When the page loads all the test wikis are collapsed/hidden. Each one can be expanded by clicking "[show]" link which will load the testwiki information. We can show/expand all of them by running the following JavaScript code in console which will trigger the click event on each [show] link:
$("td a.att-toggle:contains('[show]')").each(function(index) {
$(this).click()
})
It will take a minute or two to load all of the testwikis' information.
Now that they have all loaded, we can extract the ISO 639-3 language code and directionality info for each testwiki, storing those two pieces of data in the array testwiki_languages
:
var testwiki_languages = [];
$(".testwiki-language").each(function(index) {
var lang = {
iso_639_3: $(this).find("kbd a").text(),
directionality: $(this).find("ul li:contains('Directionality')").text().replace('Directionality: ', '')
};
testwiki_languages.push(lang)
})
To get that data into R or Python, we need to stringify it into a JSON representation:
JSON.stringify(testwiki_languages)
We can copy the output by right-clicking in the console and selecting Copy Message. For data analysis in Python you would use:
import pandas as pd
testwiki_languages = pd.read_json('[{"iso_639_3":…]')
But we are going to do the analysis with R:
library(jsonlite)
testwiki_languages <- fromJSON('[{"iso_639_3":…]')
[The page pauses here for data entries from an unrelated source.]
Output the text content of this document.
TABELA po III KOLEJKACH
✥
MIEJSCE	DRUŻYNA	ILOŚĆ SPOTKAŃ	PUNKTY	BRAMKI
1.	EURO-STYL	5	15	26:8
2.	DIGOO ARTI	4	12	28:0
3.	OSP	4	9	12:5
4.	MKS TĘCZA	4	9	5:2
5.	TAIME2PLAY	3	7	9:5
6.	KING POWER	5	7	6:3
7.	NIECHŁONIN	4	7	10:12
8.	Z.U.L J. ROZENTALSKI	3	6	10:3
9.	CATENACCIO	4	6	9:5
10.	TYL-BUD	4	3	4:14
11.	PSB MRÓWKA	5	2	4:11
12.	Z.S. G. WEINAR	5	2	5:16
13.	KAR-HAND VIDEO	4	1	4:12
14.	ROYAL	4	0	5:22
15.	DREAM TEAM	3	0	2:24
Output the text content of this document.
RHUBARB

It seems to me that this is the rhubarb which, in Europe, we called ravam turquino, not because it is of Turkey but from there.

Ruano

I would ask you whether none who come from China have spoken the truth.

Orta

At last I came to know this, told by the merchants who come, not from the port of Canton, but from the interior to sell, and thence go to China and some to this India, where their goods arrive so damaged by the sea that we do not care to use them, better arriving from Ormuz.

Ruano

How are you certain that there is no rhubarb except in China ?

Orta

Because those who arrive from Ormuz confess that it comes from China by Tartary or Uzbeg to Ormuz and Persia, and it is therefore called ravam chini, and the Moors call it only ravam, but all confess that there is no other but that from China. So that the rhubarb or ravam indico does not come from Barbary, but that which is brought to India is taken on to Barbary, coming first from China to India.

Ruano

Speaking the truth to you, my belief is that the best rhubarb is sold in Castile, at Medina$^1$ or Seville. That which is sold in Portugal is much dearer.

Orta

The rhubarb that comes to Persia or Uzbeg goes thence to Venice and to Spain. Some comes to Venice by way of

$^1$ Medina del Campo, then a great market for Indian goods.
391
(In both of these cases the full and rather lengthy string is omitted.) Finally, let's count languages by directionality – keeping in mind that due to how we compiled our dataset it will have duplicates of languages if there are multiple projects incubating for a language (e.g. Moroccan Arabic Wikibooks, Moroccan Arabic Wikiquote, Moroccan Arabic Wiktionary):
library(tidyverse)
testwiki_languages |>
distinct(iso_639_3, directionality) |>
count(directionality)